6 Things to Remember When Preparing Big Data for Advanced Analytics
Blog: NASSCOM Official Blog
Studies indicate that organizations are finding it difficult to realize the full potential of data. Only about half of the organizations think they are able to use data and analytics for competitive purposes.
“Information is the oil of the 21st century, and analytics is the combustion engine” -Peter Sondergaard, Former Senior Vice President, Gartner
The quote above highlights the importance of big data management and analytics. Many organizations have ambitious plans for analytics and ML. Overall the investments in big data and analytics are increasing every year. However, studies indicate that organizations are finding it difficult to realize the full potential of data. Only about half of the organizations think they can use data and analytics for competitive purposes. And even less than that think they are a data-driven organization and are getting results from the data and AI investments. 55% of data collected by organizations is never used. Why is this happening?
On the other hand, we came across organizations that have been very successful in using data for their business needs. When we look at those examples one thing that stood out was that technology was not the main barrier here. There are several open-source and proprietary platforms available today. Hadoop led the technology landscape in the last decade and then many other options emerged in specific areas like MPP databases, NoSQL databases, data lakes, advanced analytics, stream analytics, BI, ML, and so on. We observed is that the successful big data implementations have high levels of seamless integration between data assets, are agile enough to respond to the changing business needs, and enable self-service BI and analytics for the end-user. These attributes of seamless integration, agility, self-service BI are achieved by focusing on six key data disciplines.
#1: High-Speed Data Acquisition and Processing
There are many options for how you can do data acquisition, extraction, and ingestion into the big data platform. The choice will largely depend on factors like the frequency with which you want to capture the incoming data, whether the data is coming in batches or real-time, whether to employ a push or pull model, etc. Irrespective of the tool or approach you choose, how well your data platform performs in terms of speed, will ultimately decide if users will use the platform widely.
#2: Metadata Management and Data Catalog
Metadata helps us decode three different perspectives. One is, it will help us to create very accurate and consistent reports. Metadata is information about your data. If we know the metadata very well, then, we can check where the data is coming from in our reports. The second use of metadata is, it allows the end-user to find data. This is important, especially in a big data platform. Because in a big data platform we end up collecting lots of data, thousands of data sets are collected from the data source daily. It becomes very difficult for a data scientist or a data analyst who wants to find the data in a large data lake or a data warehouse that you have created. The third use is, if you combine it with other elements it will also help you to track the data lineage as well.
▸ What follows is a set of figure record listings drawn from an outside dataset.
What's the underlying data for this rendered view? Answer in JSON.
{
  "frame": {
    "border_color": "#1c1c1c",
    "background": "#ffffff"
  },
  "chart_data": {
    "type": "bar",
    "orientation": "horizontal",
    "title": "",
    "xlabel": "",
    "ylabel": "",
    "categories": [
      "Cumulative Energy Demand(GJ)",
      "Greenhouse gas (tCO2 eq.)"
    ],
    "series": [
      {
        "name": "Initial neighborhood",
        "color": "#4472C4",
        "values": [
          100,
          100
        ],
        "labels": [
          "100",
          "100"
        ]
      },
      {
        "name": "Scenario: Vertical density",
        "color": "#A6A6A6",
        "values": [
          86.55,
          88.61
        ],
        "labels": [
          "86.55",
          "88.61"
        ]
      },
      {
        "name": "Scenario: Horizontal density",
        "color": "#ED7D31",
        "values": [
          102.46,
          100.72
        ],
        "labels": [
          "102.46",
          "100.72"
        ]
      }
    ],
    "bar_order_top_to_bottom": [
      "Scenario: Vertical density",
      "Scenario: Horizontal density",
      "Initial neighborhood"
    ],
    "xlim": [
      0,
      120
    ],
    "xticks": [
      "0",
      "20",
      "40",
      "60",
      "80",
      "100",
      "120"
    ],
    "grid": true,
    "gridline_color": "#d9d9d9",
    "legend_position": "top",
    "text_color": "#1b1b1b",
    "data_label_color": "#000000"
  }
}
# 3: Ensuring Data Quality
We are all aware that if we do not maintain data quality, then the data platform soon reflects a ‘garbage in garbage out’ type of scenario. Therefore, maintaining data quality is paramount. There are many different thoughts about who is responsible for data quality. We tend to agree with the suggestion that data quality is the responsibility of the data owner. However, the data platform should have some tools available to check the quality of data when it is integrated on the central platform.
# 4: Master Data Management (MDM)
The next important point is Master Data Management (MDM). It’s about maintaining the master list, whether it is the products, vendors, suppliers, or customers. Having a master list across the organization helps to create accurate analytics. Usually, your organization will require standardized master lists in order to bring consistency in reporting and analytics. These master lists act as a single source of truth across the organization. The master lists will be consistent across the data platform. You can consolidate master lists by (1) matching and merging, (2) data standardization, (3) data consolidation.
# 5: Data Security
The fifth ability is about data security and access control. When we bring data together in a central storage area, the data owners demand the highest level of data security especially when that data is personal or financial data. Data owners will not give you the data if there is no guarantee that data is going to be secured. It has to be protected and secured from unauthorized access by using measures like user authentication, User Access Control using RBAC or Item level security, data encryption, and network security. These security measures should be implemented in all components of the big data platform.
# 6: Data Lineage
The last important aspect is the data lineage. It is about tracing data back to its origin. In order to trust the data used for BI and analytics, users will demand to know the flow of their data, where it originated, who had access to it, which changes it underwent, and when. They would want to know where it resided throughout the organization’s multiple data systems. Hence data lineage is an important aspect.
These are the 6 key areas important to make your data platform scalable, agile, searchable, secure, and traceable.